A silence hung between us, and I narrowed my eyes. "What kind of game do you think you are playing here?" I asked.
"No games, Dr. Montgomery," he replied.
"Stop calling me Dr. Montgomery," I said; "that's not my name."
"As you wish," he said. "But it is important that you take all three pills -- not just the white, but also the red and yellow. Can we do that?" His arid face seemed sinister in the light from the window behind his desk, and I wondered what they would do to me if I refused.
"Yes," I said finally and cautiously.
"Good," he said with a brisk smile. He gestured at the professor of mathematics and the professor of biology. "Please take Dr. Montgomery back to his room."
They practically dragged me out of the chair and down the hell. At the door to my office there was some fumbling as the professor of mathematics had to try more than one key to open it. They pushed me inside and locked the door behind me, leaving me, no doubt, to think myself a patient in a madhouse.
But they made a mistake. As they dragged me from the chair in the Dean's office, I caught a good, clear glimpse of the quad outside the Dean's window, and the black helicopter in it. Clearly whoever it was that had stolen the copy of Vision of Two Souls by Catharine of Hanique had also suborned the Dean. The Dean, in turn, being a man of absolutely no imagination, had invented this nonsensical story of the pills.

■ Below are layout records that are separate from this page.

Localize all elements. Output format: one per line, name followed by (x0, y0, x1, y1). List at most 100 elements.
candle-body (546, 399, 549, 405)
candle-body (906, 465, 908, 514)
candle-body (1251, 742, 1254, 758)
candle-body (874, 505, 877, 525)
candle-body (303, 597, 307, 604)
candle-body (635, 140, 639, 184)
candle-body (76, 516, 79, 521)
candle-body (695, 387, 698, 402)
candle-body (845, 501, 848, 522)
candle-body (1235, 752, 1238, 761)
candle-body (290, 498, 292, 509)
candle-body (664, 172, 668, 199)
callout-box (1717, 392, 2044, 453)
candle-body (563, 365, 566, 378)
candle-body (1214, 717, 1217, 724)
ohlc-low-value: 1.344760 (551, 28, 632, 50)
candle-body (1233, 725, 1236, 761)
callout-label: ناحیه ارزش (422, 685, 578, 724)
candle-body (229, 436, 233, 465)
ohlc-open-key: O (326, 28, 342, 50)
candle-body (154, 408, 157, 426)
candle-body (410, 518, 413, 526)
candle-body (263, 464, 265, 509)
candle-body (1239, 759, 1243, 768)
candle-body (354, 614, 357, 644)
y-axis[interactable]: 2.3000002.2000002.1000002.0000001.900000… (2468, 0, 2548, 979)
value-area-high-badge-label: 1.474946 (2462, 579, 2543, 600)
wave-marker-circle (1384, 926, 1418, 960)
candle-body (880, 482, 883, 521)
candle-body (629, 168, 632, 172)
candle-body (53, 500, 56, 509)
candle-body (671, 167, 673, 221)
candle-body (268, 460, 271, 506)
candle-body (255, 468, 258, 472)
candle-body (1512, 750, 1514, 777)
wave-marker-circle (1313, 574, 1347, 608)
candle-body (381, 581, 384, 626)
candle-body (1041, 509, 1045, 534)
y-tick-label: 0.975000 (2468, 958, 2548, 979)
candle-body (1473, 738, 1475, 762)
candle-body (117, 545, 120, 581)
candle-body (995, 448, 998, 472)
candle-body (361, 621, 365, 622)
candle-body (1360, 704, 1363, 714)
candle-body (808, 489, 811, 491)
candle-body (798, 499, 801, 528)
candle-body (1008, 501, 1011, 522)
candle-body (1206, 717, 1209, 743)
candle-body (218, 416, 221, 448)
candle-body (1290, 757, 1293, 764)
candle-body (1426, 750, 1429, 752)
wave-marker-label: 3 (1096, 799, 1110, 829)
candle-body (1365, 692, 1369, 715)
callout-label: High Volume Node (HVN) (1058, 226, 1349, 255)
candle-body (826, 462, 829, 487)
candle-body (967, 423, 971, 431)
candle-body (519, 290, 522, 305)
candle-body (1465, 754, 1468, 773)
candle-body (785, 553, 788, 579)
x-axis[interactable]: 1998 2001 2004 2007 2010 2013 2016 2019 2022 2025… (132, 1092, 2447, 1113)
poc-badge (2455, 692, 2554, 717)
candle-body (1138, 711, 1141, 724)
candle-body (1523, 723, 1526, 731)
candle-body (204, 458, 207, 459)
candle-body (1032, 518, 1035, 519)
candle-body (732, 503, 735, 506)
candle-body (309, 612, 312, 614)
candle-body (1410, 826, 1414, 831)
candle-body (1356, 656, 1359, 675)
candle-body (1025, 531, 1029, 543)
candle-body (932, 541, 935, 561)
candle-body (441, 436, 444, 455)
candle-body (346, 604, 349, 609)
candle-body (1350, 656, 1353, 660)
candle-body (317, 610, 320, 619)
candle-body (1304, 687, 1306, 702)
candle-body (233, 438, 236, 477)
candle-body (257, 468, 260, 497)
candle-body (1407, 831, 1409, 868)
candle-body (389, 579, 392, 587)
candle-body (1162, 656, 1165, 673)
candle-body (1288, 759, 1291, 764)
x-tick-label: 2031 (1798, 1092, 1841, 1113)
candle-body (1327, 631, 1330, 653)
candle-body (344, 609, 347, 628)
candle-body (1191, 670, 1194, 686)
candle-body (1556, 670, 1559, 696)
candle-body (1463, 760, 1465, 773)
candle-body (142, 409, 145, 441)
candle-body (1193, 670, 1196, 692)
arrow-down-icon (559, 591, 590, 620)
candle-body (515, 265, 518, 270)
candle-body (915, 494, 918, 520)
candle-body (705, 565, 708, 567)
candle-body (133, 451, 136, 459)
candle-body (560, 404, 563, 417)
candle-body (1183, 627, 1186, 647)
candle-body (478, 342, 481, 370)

Also, I had palmed the professor of biology's keys while the professor of mathematics was fumbling around with the door.
I sat down a moment, wondering how best to proceed. My head was aching a bit and I looked for an aspirin, but I could find none in the room and my pocket turned up nothing but some red and yellow buttons that had fallen off my shirt a few days before, which I had forgotten to sew back on. I just threw them in the trash; no time for them now.
Clearly the thing to do is to set out and find this mysterious Hanique and discover what happened to the missing book. It will be dangerous, no doubt; one can hardly expect people who fly around in black helicopters stealing books and bribing Deans to be safe. But that is a true academic life, to purse truth at all costs and regardless of the obstacles. And when I actually retrieve the book and lay bare the mystery! It will vindicate my life's research.
But it is, again, dangerous, so I realized that I needed to leave some record, so that the Dean and his goons in the biology and mathematics departments cannot have the last word. This, my dear reader, is the manuscript you have in hand; I had already started writing it, so it was suitable for leaving an exact and objective record of events as they have happened to me. I will hide it, I think, by the statue of St. Catharine of Bologna. If you read this, I hope that I will have already returned from Hanique with the fruits of my research! But if not, at least someone else knows of the adventure I have had, and perhaps can carry on the pursuit, so that one day the human race may know the mystery of St. Catherine of Boulagnon, which has come to be tied so strangely to the mystery of Hanique.